EUR/USD Bounces After Economists’ Survey Says Greek Euro Exit Will be Next Year

Witawat (Ed) Wijaranakula, Ph.D.
Tue Jul 21, 2015

The EUR/USD currency pair bounced off the trendline support at the 1.082 dollars per euro level on Tuesday, to close at 1.094 dollars per euro, after Bloomberg released its survey of 34 economists showing 71% of respondents thought Greece will be forced out of the euro region by the end of 2016. About half said they thought the 86 billion euro bailout package Prime Minister Alexis Tsipras is targeting will prove to be too small. 

The argument that the euro currency will be stronger without Greece is back in the front burner. In early April, Berkshire Hathaway chairman and CEO Warren Buffett told reporters, "If it turns out that the Greeks leave, that may not be a bad thing for the euro.”. Currency traders were unable to push the EUR/USD currency pair below the 1.082 dollars per euro support level, and might have decided to cover their short positions. 

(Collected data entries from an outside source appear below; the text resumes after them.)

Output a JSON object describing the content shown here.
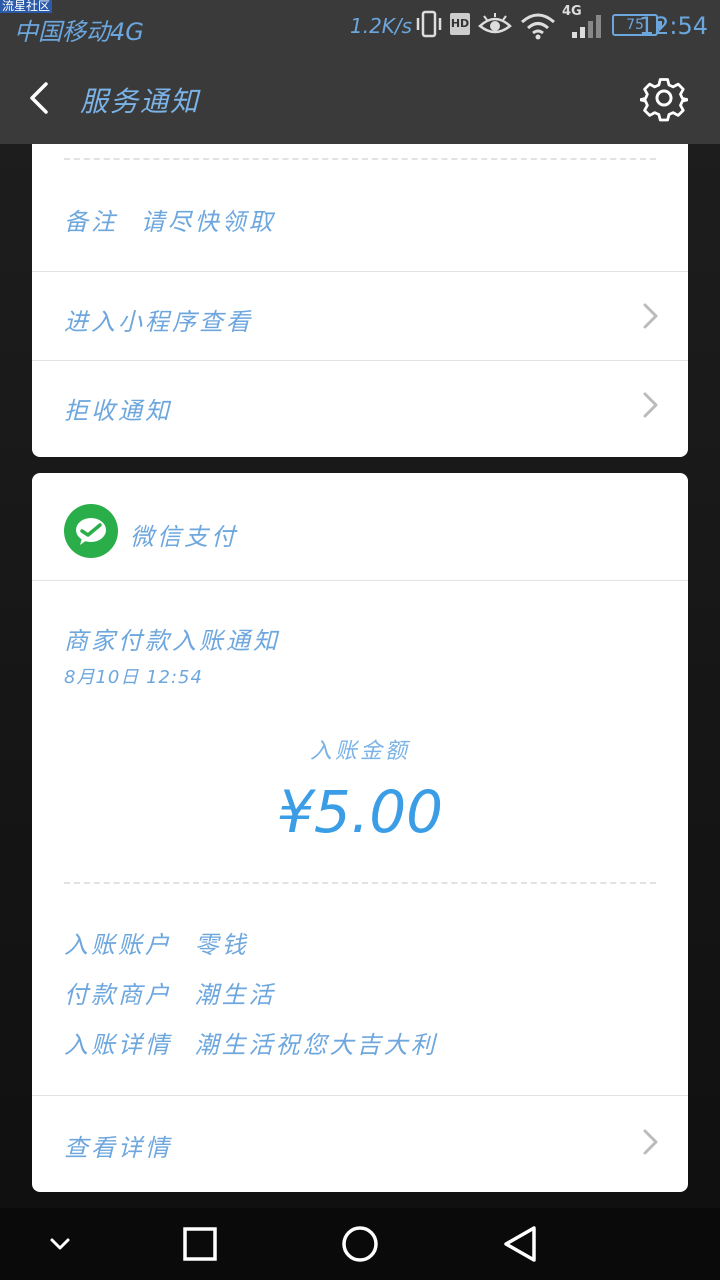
{
  "watermark": "流星社区",
  "status_bar": {
    "carrier": "中国移动4G",
    "speed": "1.2K/s",
    "hd_label": "HD",
    "network_label": "4G",
    "battery_level": "75",
    "time": "12:54"
  },
  "nav": {
    "title": "服务通知"
  },
  "card1": {
    "note_label": "备注",
    "note_value": "请尽快领取",
    "enter_miniprogram": "进入小程序查看",
    "reject_notification": "拒收通知"
  },
  "card2": {
    "brand": "微信支付",
    "notice_title": "商家付款入账通知",
    "notice_time": "8月10日  12:54",
    "amount_label": "入账金额",
    "amount": "¥5.00",
    "details": [
      {
        "label": "入账账户",
        "value": "零钱"
      },
      {
        "label": "付款商户",
        "value": "潮生活"
      },
      {
        "label": "入账详情",
        "value": "潮生活祝您大吉大利"
      }
    ],
    "view_details": "查看详情"
  },
  "colors": {
    "accent_text": "#6ea7de",
    "amount": "#3a9de6",
    "wechat_green": "#2aae49",
    "bar_background": "#3a3a3a"
  },
  "icons": {
    "back": "chevron-left-icon",
    "settings": "gear-icon",
    "row_arrow": "chevron-right-icon",
    "wechat_pay": "wechat-pay-icon",
    "nav_down": "chevron-down-icon",
    "nav_recent": "square-icon",
    "nav_home": "circle-icon",
    "nav_back": "triangle-back-icon"
  }
}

As of July 14, there are 108,072 short positions of euro FX (CME:6E), traded on the Chicago Mercantile Exchange (CME), by asset manager/institutional and leveraged funds. This is compared to about 164,808 long positions, according to the Commitment of Traders (COT) data released by the Commodity Futures Trading Commission (CFTC) each Friday. Net short positions have increased about 8,839 contracts since last week, where euro FX contracts are traded in units of 125,000 euros.

The rise in EUR/USD short positions could be attributed to a major push by investment banks on the idea of euro-dollar parity. On Monday, Athanasios Vamvakidis, head currency strategy at Bank of America Merrill Lynch, told Bloomberg that, “The euro will fall to parity with the dollar by the end of the year … There's room for the market to join this trade.”. Mr. Vamvakidis practically said it is time to short the euro.

 

The currency market may have seen the ECB’s move on Wednesday as a sign that Greece’s third bailout deal could become another kicking the can down the road, when ECB increased emergency liquidity assistance (ELA) to Greek banks by another 900 million euros and pushed the total ECB exposure to Greece to over 130 billion euros. 

Big bets might also have been put on the dollar trade after Fed Chair Janet Yellen made comments during a semiannual testimony in front of the U.S. House Financial Services Committee that the Fed is going to raise the rate between September and December this year, regardless of weak June retail sales and nonfarm payrolls reports. Bond king Jeffrey Gundlach, CEO of the DoubleLine Capital with about $46 billion under management, disagreed with Ms. Yellen and said the Fed won’t raise rates in 2015. 

Technically, the EUR/USD currency pair has been moving in a bullish ascending triangle pattern since mid-May. The EUR/USD just bounced off the trendline support at the 1.082 dollars per euro level, and the near-term head resistance is 1.110 dollars per euro.

The argument that the euro could appreciate against the dollar is supported by the recent upward revisions of the eurozone GDP to 1.8% from 1.6%, and the Harmonised Indices of Consumer Prices (HICP) inflation to 1.3% from 1.2% in 2016, according to the Eurosystem staff macroeconomic projections. That means the ECB will maintain its monthly 60 billion euro QE program until September 2016 and begin exiting the program on schedule. If Greece decides the exit the eurozone, the eurozone economy should be strong enough to absorb the impact.